Purdy has the following guidance for companies that want to
take heed.
Make portability of skills a priority: For workers,
there will be concerns around portability of skills and qualifications: “Will
experience or credentials gained in one virtual world or enterprise be relevant
in another, or in my real-world life?” Employers, educators, and training
institutions can create more liquid skills by agreeing upon properly certified
standards for skills acquired in the metaverse, with appropriate accreditation
of training providers.
Be truly hybrid: Enterprises must create integrated
working models that allow employees to move seamlessly between physical,
online, and 3D virtual working styles, using the consumer technologies native
to the metaverse: avatars, gaming consoles, VR headsets, hand-track controllers
with haptics and motion control that map the user’s position in the real world
into the virtual world.
Yet this is only the start.

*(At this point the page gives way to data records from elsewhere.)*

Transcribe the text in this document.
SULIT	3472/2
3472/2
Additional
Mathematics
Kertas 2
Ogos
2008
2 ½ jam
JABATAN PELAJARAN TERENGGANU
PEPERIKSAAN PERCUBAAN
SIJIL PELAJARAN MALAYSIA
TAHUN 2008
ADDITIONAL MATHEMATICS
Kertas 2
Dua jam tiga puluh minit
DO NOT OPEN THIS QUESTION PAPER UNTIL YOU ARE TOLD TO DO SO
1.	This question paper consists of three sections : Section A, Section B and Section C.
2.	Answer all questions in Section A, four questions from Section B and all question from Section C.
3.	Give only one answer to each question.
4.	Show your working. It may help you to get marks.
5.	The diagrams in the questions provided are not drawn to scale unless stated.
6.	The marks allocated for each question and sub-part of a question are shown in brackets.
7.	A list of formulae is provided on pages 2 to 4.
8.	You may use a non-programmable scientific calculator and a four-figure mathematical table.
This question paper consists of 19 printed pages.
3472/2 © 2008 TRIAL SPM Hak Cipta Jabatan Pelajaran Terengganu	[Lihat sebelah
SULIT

Companies like Kat VR are
developing virtual locomotion technologies such as leg attachments and
treadmills to create realistic walking experiences.
Learn upwards: In designing their workplace metaverses,
companies should look particularly to the younger generation, many of whom have
grown up in a gaming, 3D, socially connected environment. “Reverse
intergenerational learning — where members of the younger generation coach and
train their older colleagues — could greatly assist the spread of
metaverse-based working among the overall workforce.”
Only in passing does Purdy mention that “the metaverse will
only be successful if it is deployed as a tool for employee engagement and
experiences, not for supervision and control.”
While we might concur that the future of work is bound to
change with the introduction of many more digital online components, the idea
that all of this is progress is worth further examination.